Monday, September 7, 2015

Laura Frantz's "The Mistress of Tall Acre" - an enthralling story

Cover ArtIn another colonial masterpiece, Laura Frantz tells a story of the reconstruction following the American Revolution. Sophie Menzies, daughter of a Tory who fled to Scotland at the beginning of the war, is nearly destitute by the time word arrives of the war's end. An outcast in spite of her own personal Patriot leanings, she is waiting for her brother to come home and reclaim their moldering estate. Instead, her nearest neighbor, widower General Seamus Ogilvy, suddenly reappears with his daughter. After one chance encounter with Lily Cate, Sophie becomes a friend and buffer between them, as the long-absent father reacquaints himself with the child he's only briefly met. When mysterious figures appear in the night and Seamus' in-laws fight for custody of the child, Seamus knows he must do something to protect his child, and his lovely neighbor, who is already firmly entrenched in Lily Cate's affections, may just hold the answer.
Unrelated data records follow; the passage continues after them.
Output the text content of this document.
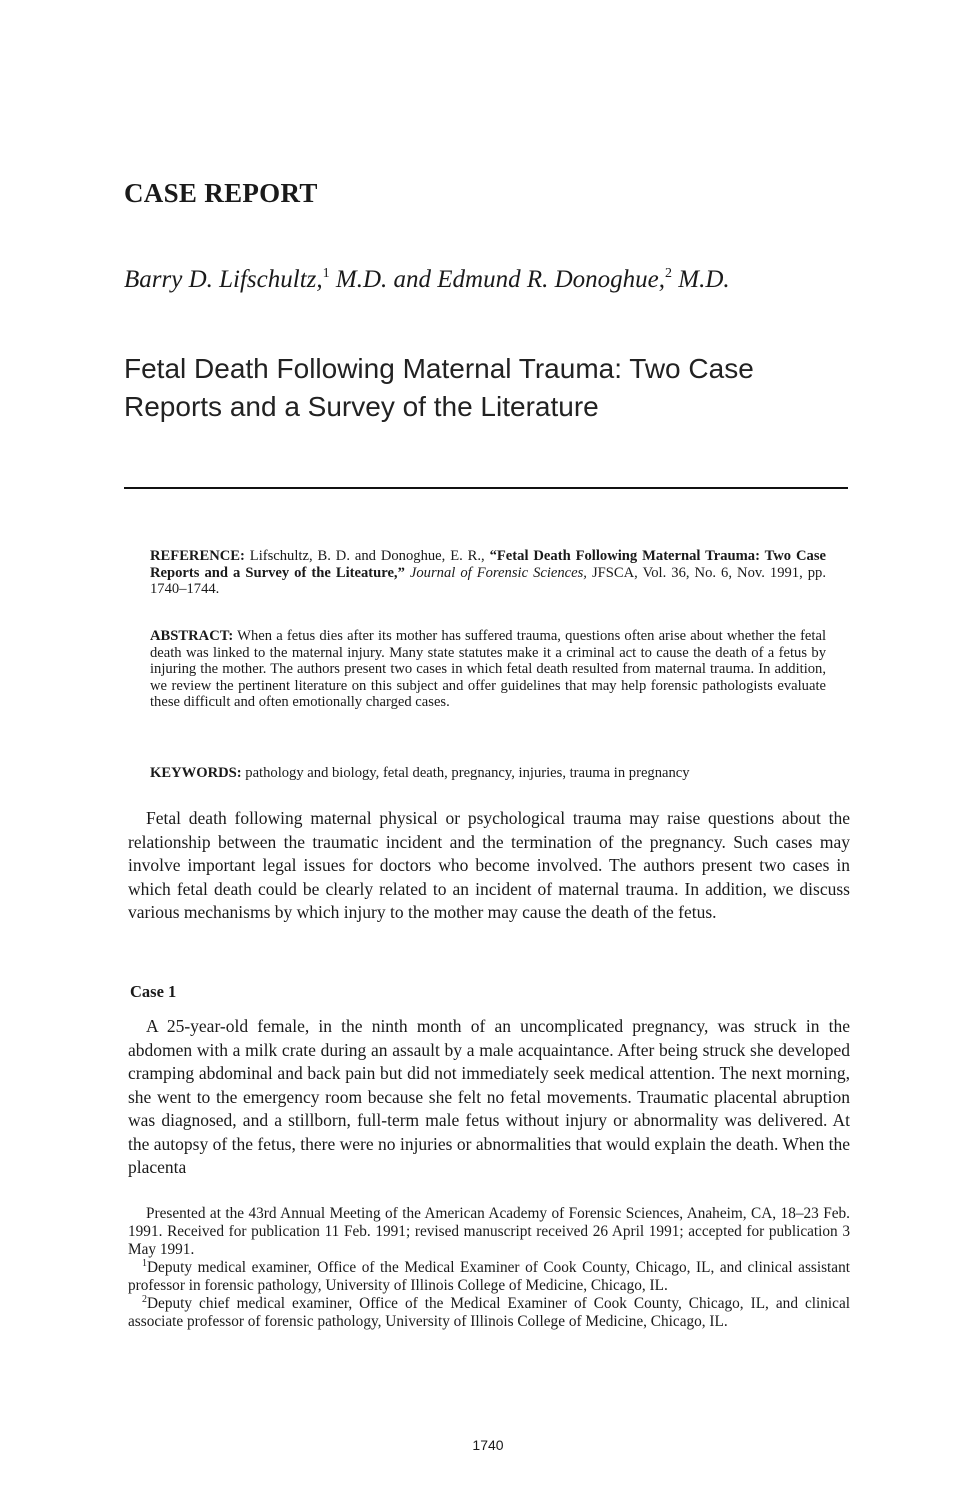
CASE REPORT
Barry D. Lifschultz,$^1$ M.D. and Edmund R. Donoghue,$^2$ M.D.
Fetal Death Following Maternal Trauma: Two Case Reports and a Survey of the Literature
REFERENCE: Lifschultz, B. D. and Donoghue, E. R., “Fetal Death Following Maternal Trauma: Two Case Reports and a Survey of the Liteature,” Journal of Forensic Sciences, JFSCA, Vol. 36, No. 6, Nov. 1991, pp. 1740–1744.
ABSTRACT: When a fetus dies after its mother has suffered trauma, questions often arise about whether the fetal death was linked to the maternal injury. Many state statutes make it a criminal act to cause the death of a fetus by injuring the mother. The authors present two cases in which fetal death resulted from maternal trauma. In addition, we review the pertinent literature on this subject and offer guidelines that may help forensic pathologists evaluate these difficult and often emotionally charged cases.
KEYWORDS: pathology and biology, fetal death, pregnancy, injuries, trauma in pregnancy
Fetal death following maternal physical or psychological trauma may raise questions about the relationship between the traumatic incident and the termination of the pregnancy. Such cases may involve important legal issues for doctors who become involved. The authors present two cases in which fetal death could be clearly related to an incident of maternal trauma. In addition, we discuss various mechanisms by which injury to the mother may cause the death of the fetus.
Case 1
A 25-year-old female, in the ninth month of an uncomplicated pregnancy, was struck in the abdomen with a milk crate during an assault by a male acquaintance. After being struck she developed cramping abdominal and back pain but did not immediately seek medical attention. The next morning, she went to the emergency room because she felt no fetal movements. Traumatic placental abruption was diagnosed, and a stillborn, full-term male fetus without injury or abnormality was delivered. At the autopsy of the fetus, there were no injuries or abnormalities that would explain the death. When the placenta

Presented at the 43rd Annual Meeting of the American Academy of Forensic Sciences, Anaheim, CA, 18–23 Feb. 1991. Received for publication 11 Feb. 1991; revised manuscript received 26 April 1991; accepted for publication 3 May 1991.

$^1$Deputy medical examiner, Office of the Medical Examiner of Cook County, Chicago, IL, and clinical assistant professor in forensic pathology, University of Illinois College of Medicine, Chicago, IL.

$^2$Deputy chief medical examiner, Office of the Medical Examiner of Cook County, Chicago, IL, and clinical associate professor of forensic pathology, University of Illinois College of Medicine, Chicago, IL.

1740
If there is one thing I've come to expect from a novel by Laura Frantz, it is rich, strong storytelling, to the point that the back cover blurb rarely does justice to the story--there is so much more going on than the short description conveys. Actually, I was halfway through the book when I reread the blurb, wondering if it was even for the same story; up through that point, they had little in common. (The above description is my own, being accurate yet less spoiler-ish.) But regardless of the quality, there is so much more depth and emotion than a mere description can possibly convey. From hope to despair, tenderness to frustration, joy to the sensation of being sucker-punched--it's an emotional journey you don't want to miss.
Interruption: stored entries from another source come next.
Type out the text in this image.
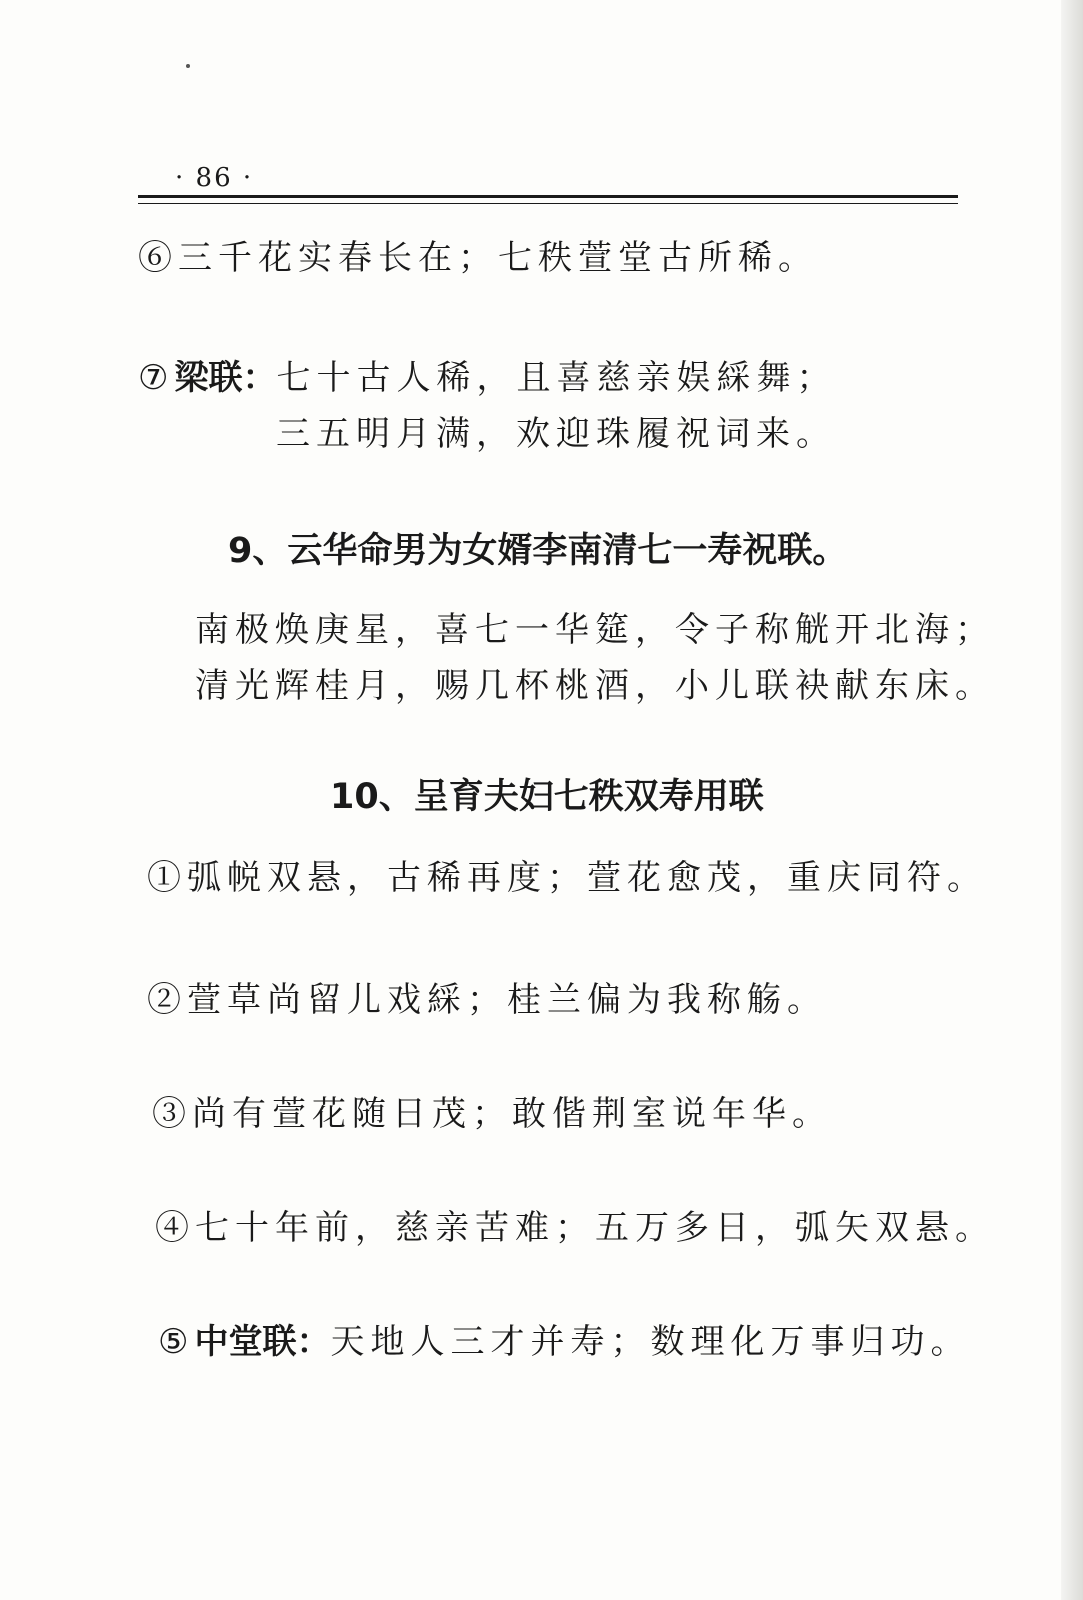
· 86 ·
⑥三千花实春长在；七秩萱堂古所稀。
⑦梁联：七十古人稀，且喜慈亲娱綵舞；
三五明月满，欢迎珠履祝词来。
9、云华命男为女婿李南清七一寿祝联。
南极焕庚星，喜七一华筵，令子称觥开北海；
清光辉桂月，赐几杯桃酒，小儿联袂献东床。
10、呈育夫妇七秩双寿用联
①弧帨双悬，古稀再度；萱花愈茂，重庆同符。
②萱草尚留儿戏綵；桂兰偏为我称觞。
③尚有萱花随日茂；敢偕荆室说年华。
④七十年前，慈亲苦难；五万多日，弧矢双悬。
⑤中堂联：天地人三才并寿；数理化万事归功。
I enjoyed the history behind the story and how Frantz captures the upheaval following the war--anti-British sentiments still running high, the government in the process of establishment, and people still recovering from the wounds of war. When I think of southern plantations, the Civil War springs first to mind, but many of these estates were already well established at the time of the Revolution, and thus, as this novel proves, the issue of slavery was already a point of contention, even then.

The story was enthralling, the descriptions beautiful; the characters well drawn, and the romance deep yet clean. 5 out of 5 stars!

Thank you Revell for providing a free novel in exchange for a review. I was not required to make the review positive, and all opinions are my own.